ROMAN MŁODKOWSKI, BIZNES24: A Polski Związek Firm Deweloperskich skomentował wczorajszą informację o tym, że minister Krzysztof Paszyk zadeklarował, że nie będzie kredytu 0%, wzywając do stworzenia alternatywnego sposobu na budowanie mieszkań obok deweloperów, którzy nie są w stanie zaspokajać potrzeb socjalnych, jeśli chodzi o budownictwo mieszkaniowe.
A zatem mamy zamknięty temat budowlany, tymczasem. A wracamy do tematu energetycznego, bo pewnie wszyscy się zastanawiacie, drodzy przedsiębiorcy, podobnie jak my tutaj w redakcji, jak będą kształtowały się ceny nośników energii w przyszłym roku, ile w tych cenach będzie na przykład geopolityki, tego zamieszania i za naszą granicą, i na Bliskim Wschodzie, które wygląda coraz bardziej dramatycznie.

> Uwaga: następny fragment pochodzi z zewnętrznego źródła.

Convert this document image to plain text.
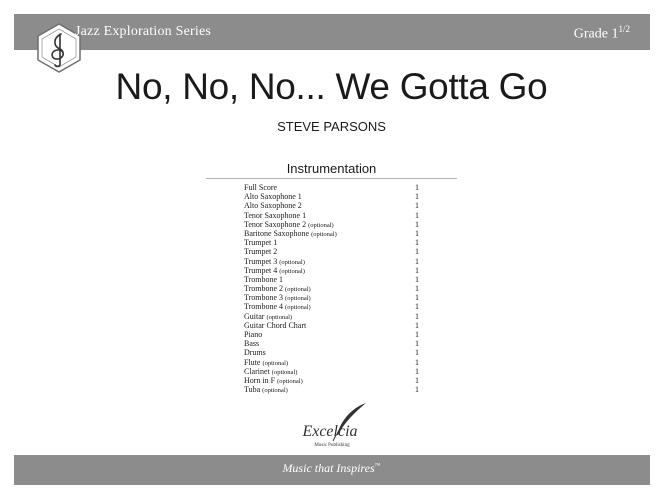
Jazz Exploration Series	Grade $1^{1/2}$
No, No, No... We Gotta Go
STEVE PARSONS
Instrumentation
Full Score	1
Alto Saxophone 1	1
Alto Saxophone 2	1
Tenor Saxophone 1	1
Tenor Saxophone 2 (optional)	1
Baritone Saxophone (optional)	1
Trumpet 1	1
Trumpet 2	1
Trumpet 3 (optional)	1
Trumpet 4 (optional)	1
Trombone 1	1
Trombone 2 (optional)	1
Trombone 3 (optional)	1
Trombone 4 (optional)	1
Guitar (optional)	1
Guitar Chord Chart	1
Piano	1
Bass	1
Drums	1
Flute (optional)	1
Clarinet (optional)	1
Horn in F (optional)	1
Tuba (optional)	1
Excelcia
Music Publishing
Music that Inspires™
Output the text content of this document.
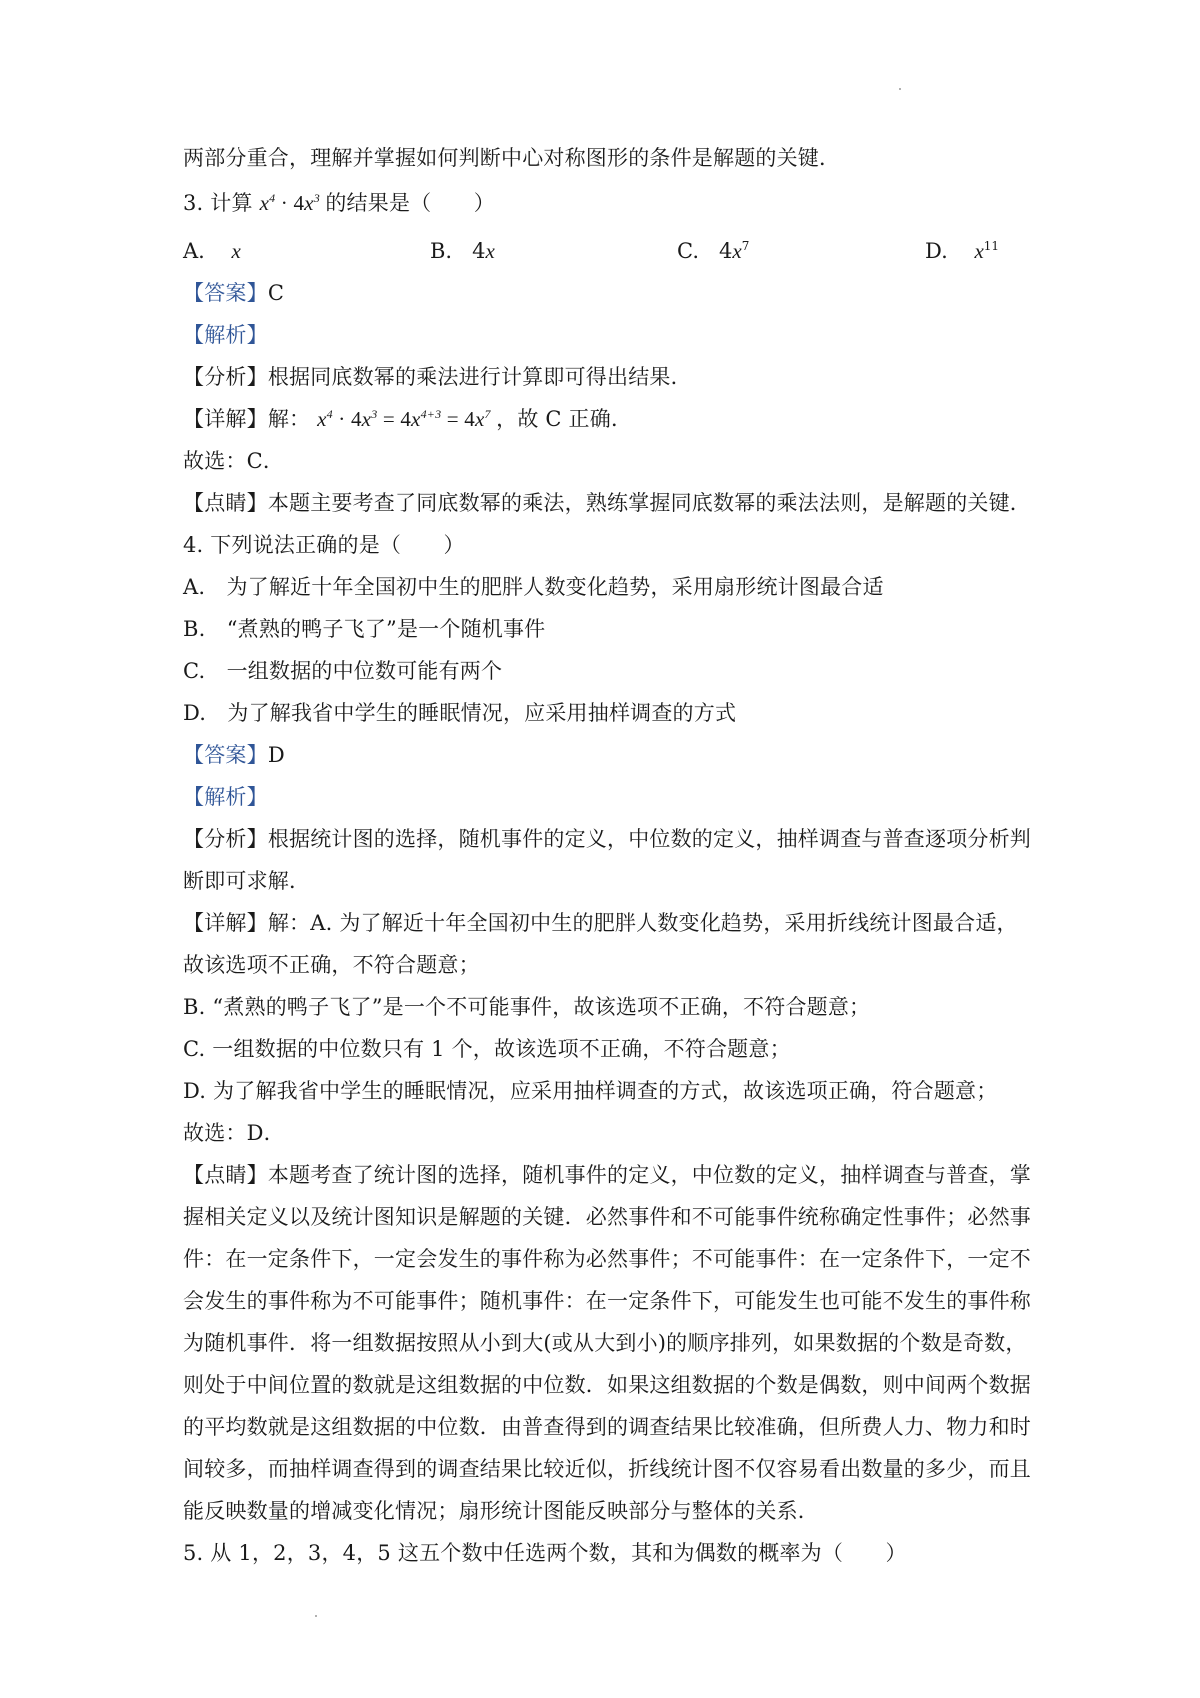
两部分重合，理解并掌握如何判断中心对称图形的条件是解题的关键．
3. 计算 $x^4 \cdot 4x^3$ 的结果是（　　）
A. x	B. 4x	C. $4x^7$	D. $x^{11}$
【答案】C
【解析】
【分析】根据同底数幂的乘法进行计算即可得出结果．
【详解】解： $x^4 \cdot 4x^3 = 4x^{4+3} = 4x^7$ ，故 C 正确．
故选：C．
【点睛】本题主要考查了同底数幂的乘法，熟练掌握同底数幂的乘法法则，是解题的关键．
4. 下列说法正确的是（　　）
A.　为了解近十年全国初中生的肥胖人数变化趋势，采用扇形统计图最合适
B.　“煮熟的鸭子飞了”是一个随机事件
C.　一组数据的中位数可能有两个
D.　为了解我省中学生的睡眠情况，应采用抽样调查的方式
【答案】D
【解析】
【分析】根据统计图的选择，随机事件的定义，中位数的定义，抽样调查与普查逐项分析判
断即可求解．
【详解】解：A. 为了解近十年全国初中生的肥胖人数变化趋势，采用折线统计图最合适，
故该选项不正确，不符合题意；
B. “煮熟的鸭子飞了”是一个不可能事件，故该选项不正确，不符合题意；
C. 一组数据的中位数只有 1 个，故该选项不正确，不符合题意；
D. 为了解我省中学生的睡眠情况，应采用抽样调查的方式，故该选项正确，符合题意；
故选：D．
【点睛】本题考查了统计图的选择，随机事件的定义，中位数的定义，抽样调查与普查，掌
握相关定义以及统计图知识是解题的关键．必然事件和不可能事件统称确定性事件；必然事
件：在一定条件下，一定会发生的事件称为必然事件；不可能事件：在一定条件下，一定不
会发生的事件称为不可能事件；随机事件：在一定条件下，可能发生也可能不发生的事件称
为随机事件．将一组数据按照从小到大(或从大到小)的顺序排列，如果数据的个数是奇数，
则处于中间位置的数就是这组数据的中位数．如果这组数据的个数是偶数，则中间两个数据
的平均数就是这组数据的中位数．由普查得到的调查结果比较准确，但所费人力、物力和时
间较多，而抽样调查得到的调查结果比较近似，折线统计图不仅容易看出数量的多少，而且
能反映数量的增减变化情况；扇形统计图能反映部分与整体的关系．
5. 从 1，2，3，4，5 这五个数中任选两个数，其和为偶数的概率为（　　）
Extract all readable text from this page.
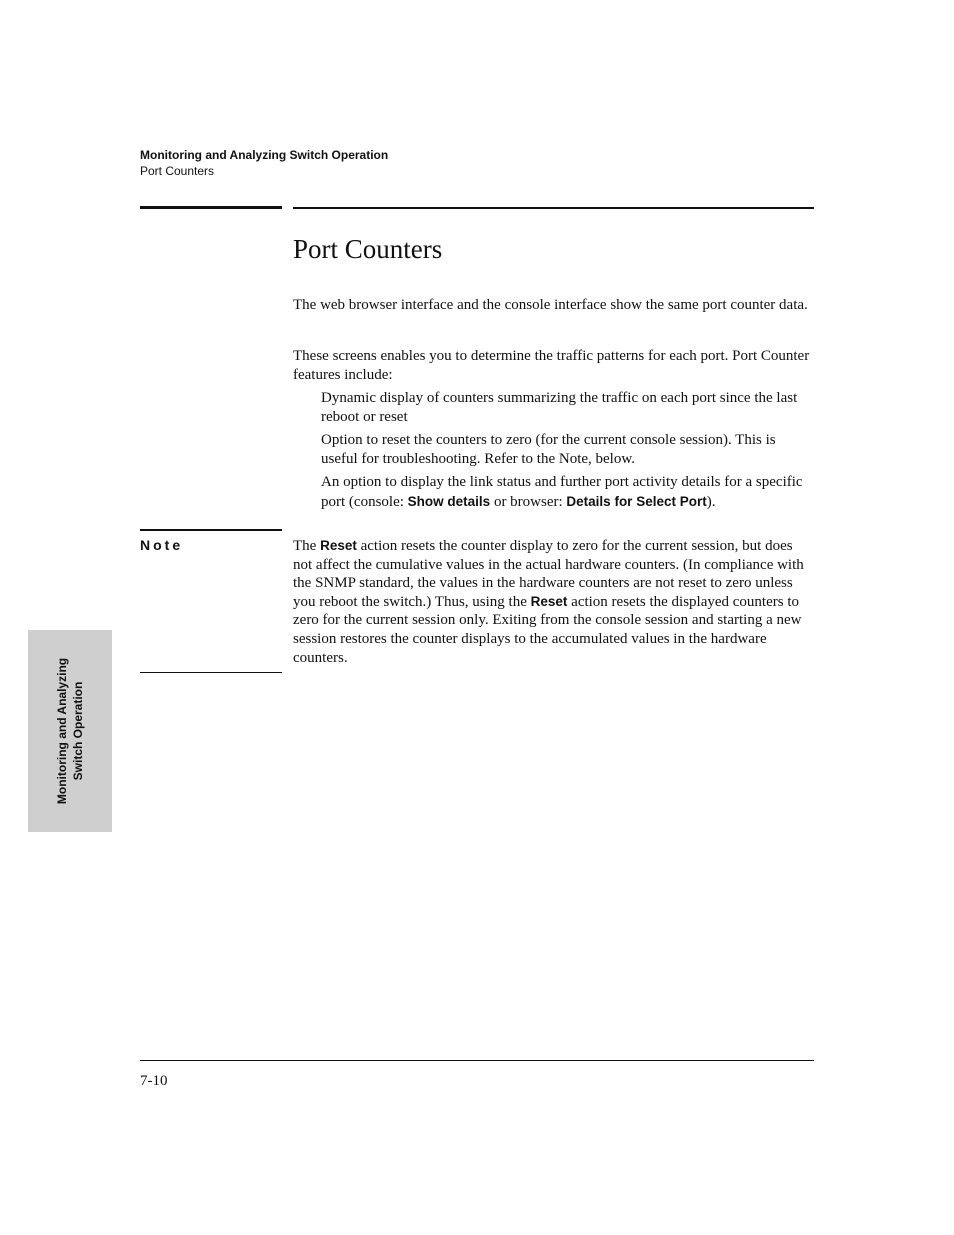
Monitoring and Analyzing Switch Operation
Port Counters
Port Counters

The web browser interface and the console interface show the same port counter data.

These screens enables you to determine the traffic patterns for each port. Port Counter features include:

Dynamic display of counters summarizing the traffic on each port since the last reboot or reset

Option to reset the counters to zero (for the current console session). This is useful for troubleshooting. Refer to the Note, below.

An option to display the link status and further port activity details for a specific port (console: Show details or browser: Details for Select Port).

Note	The Reset action resets the counter display to zero for the current session, but does not affect the cumulative values in the actual hardware counters. (In compliance with the SNMP standard, the values in the hardware counters are not reset to zero unless you reboot the switch.) Thus, using the Reset action resets the displayed counters to zero for the current session only. Exiting from the console session and starting a new session restores the counter displays to the accumulated values in the hardware counters.

Monitoring and Analyzing Switch Operation
7-10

Unimot zorganizował konferencję poświęconą prognozom energetycznym na 2025 rok i mamy przyjemność rozmawiać teraz z prezesem Adamem Sikorskim, szefem Unimotu. Witam bardzo serdecznie Panie prezesie.
ADAM SIKORSKI, UNIMOT: Witam panie redaktorze, dzień dobry Państwu.
TO JEST AUTOMATYCZNA TRANSKRYPCJA ROZMOWY PRZEPROWADZONEJ
NA ANTENIE TELEWIZJI BIZNES24
RM: No, to proszę mi powiedzieć, po ile będzie benzyna na stacjach benzynowych w 2025 roku?
AS: No, to nie są łatwe prognozy. Nigdy nie były łatwe w takim terminie krótkoterminowo, no bo jeżeli mówimy o 2025 roku, to jednak ta perspektywa jest dosyć krótka. Raczej wolimy patrzeć na trochę dłuższy czas.
Zadał pan redaktor też pytanie, jaki będzie udział geopolityki. No, będzie duży, bo nowa administracja Trumpa — są bardzo duże oczekiwania, których część już się de facto spełnia, bo jednak reakcja świata wielu krajów, BRICS czy OPEC-u pokazuje, że jednak będą się liczyć z tą administracją i to, co Trump chciałby bezwzględnie osiągnąć, czyli jednak spadek cen, szczególnie ropy naftowej, bo on tutaj ma największy wpływ potencjalnie na to przez i retorykę, którą prezentuje, bo czasami nie trzeba nawet robić pewnych działań, wystarczy jakiś przekaz, że tak powiem, do przywódców państw, które wydobywają ropę, jak to wygląda. Oczywiście można też wprowadzić jakieś regulacje, które zwiększą jeszcze wydobycie w Stanach Zjednoczonych, które już są rekordowe, ale jeszcze można to poprawić.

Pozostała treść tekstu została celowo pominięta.